自筆証書遺言はいつでも気が向いたときに書くことが出来、公証役場等の関与も無いので、遺言書を作成する場合の最も手ごろな方法であることは事実です。しかしながら、法律で決められたルールとちょっとでも合わないところがあると、せっかく書いた遺言の全部が無効になってしまうことがありますし、何よりもその保管場所と保管方法がとても難しいのが難点です。
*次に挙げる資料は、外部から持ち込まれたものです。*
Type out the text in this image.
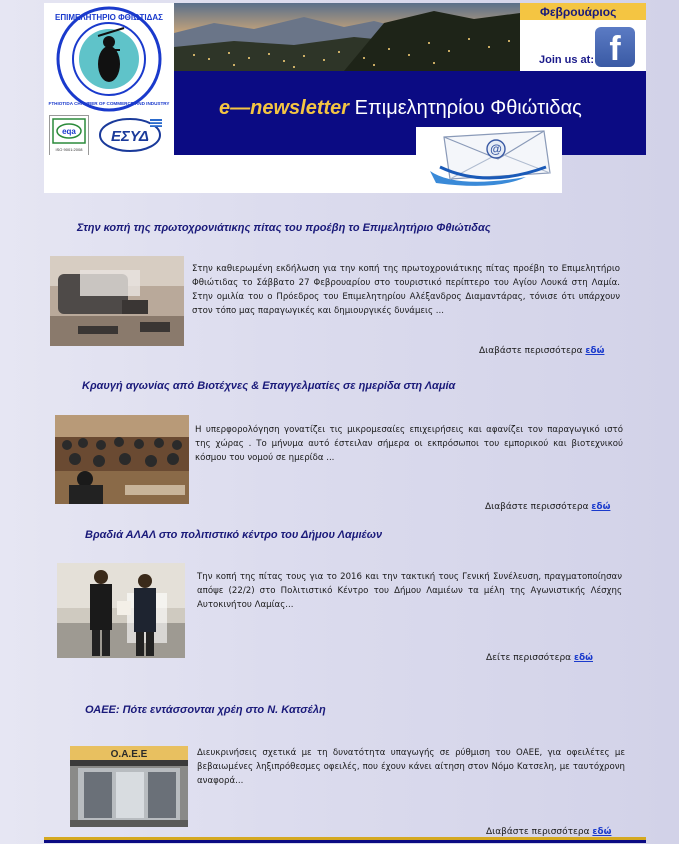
ΕΠΙΜΕΛΗΤΗΡΙΟ ΦΘΙΩΤΙΔΑΣ
FTHIOTIDA CHAMBER OF COMMERCE AND INDUSTRY
eqa
ISO 9001:2008
ΕΣΥΔ
Φεβρουάριος
Join us at: f
e—newsletter Επιμελητηρίου Φθιώτιδας
@
Στην κοπή της πρωτοχρονιάτικης πίτας του προέβη το Επιμελητήριο Φθιώτιδας
Στην καθιερωμένη εκδήλωση για την κοπή της πρωτοχρονιάτικης πίτας προέβη το Επιμελητήριο Φθιώτιδας το Σάββατο 27 Φεβρουαρίου στο τουριστικό περίπτερο του Αγίου Λουκά στη Λαμία. Στην ομιλία του ο Πρόεδρος του Επιμελητηρίου Αλέξανδρος Διαμαντάρας, τόνισε ότι υπάρχουν στον τόπο μας παραγωγικές και δημιουργικές δυνάμεις ...
Διαβάστε περισσότερα εδώ
Κραυγή αγωνίας από Βιοτέχνες & Επαγγελματίες σε ημερίδα στη Λαμία
Η υπερφορολόγηση γονατίζει τις μικρομεσαίες επιχειρήσεις και αφανίζει τον παραγωγικό ιστό της χώρας . Το μήνυμα αυτό έστειλαν σήμερα οι εκπρόσωποι του εμπορικού και βιοτεχνικού κόσμου του νομού σε ημερίδα ...
Διαβάστε περισσότερα εδώ
Βραδιά ΑΛΑΛ στο πολιτιστικό κέντρο του Δήμου Λαμιέων
Την κοπή της πίτας τους για το 2016 και την τακτική τους Γενική Συνέλευση, πραγματοποίησαν απόψε (22/2) στο Πολιτιστικό Κέντρο του Δήμου Λαμιέων τα μέλη της Αγωνιστικής Λέσχης Αυτοκινήτου Λαμίας...
Δείτε περισσότερα εδώ
ΟΑΕΕ: Πότε εντάσσονται χρέη στο Ν. Κατσέλη
O.A.E.E	Διευκρινήσεις σχετικά με τη δυνατότητα υπαγωγής σε ρύθμιση του ΟΑΕΕ, για οφειλέτες με βεβαιωμένες ληξιπρόθεσμες οφειλές, που έχουν κάνει αίτηση στον Νόμο Κατσελη, με ταυτόχρονη αναφορά...
Διαβάστε περισσότερα εδώ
N様も自筆証書を作っては見たものの、安易にわかるところにしまっておくと、遺言の内容が気に食わない家族に処分されてしまうかもしれませんし、あんまり厳格に隠すと、自分に万一のことがあった後、だれも見つけてくれないで、遺言と異なる相続処理をされてしまうかもしれません。とりあえず仏壇の引き出しにしまってあるそうですが、こればかりは保管場所と保管のしかたの最善方法は無いと言わざるをえません。
再来年(2020年)の7月から、自筆証書遺言を法務局が「遺言書保管所」となって預かってくれる制度がスタートします。現在、公正証書遺言については、遺言者が亡くなった後であれば、公証役場で遺言書の有無を確認できますが、新しい制度がスタートすれば法務局でそのような照会ができるようになるようです。
健康に何も心配がないN様ですので、今すぐ公正証書遺言にしなくても、新制度スタートまでお待ちになってもよろしいような気がいたしました。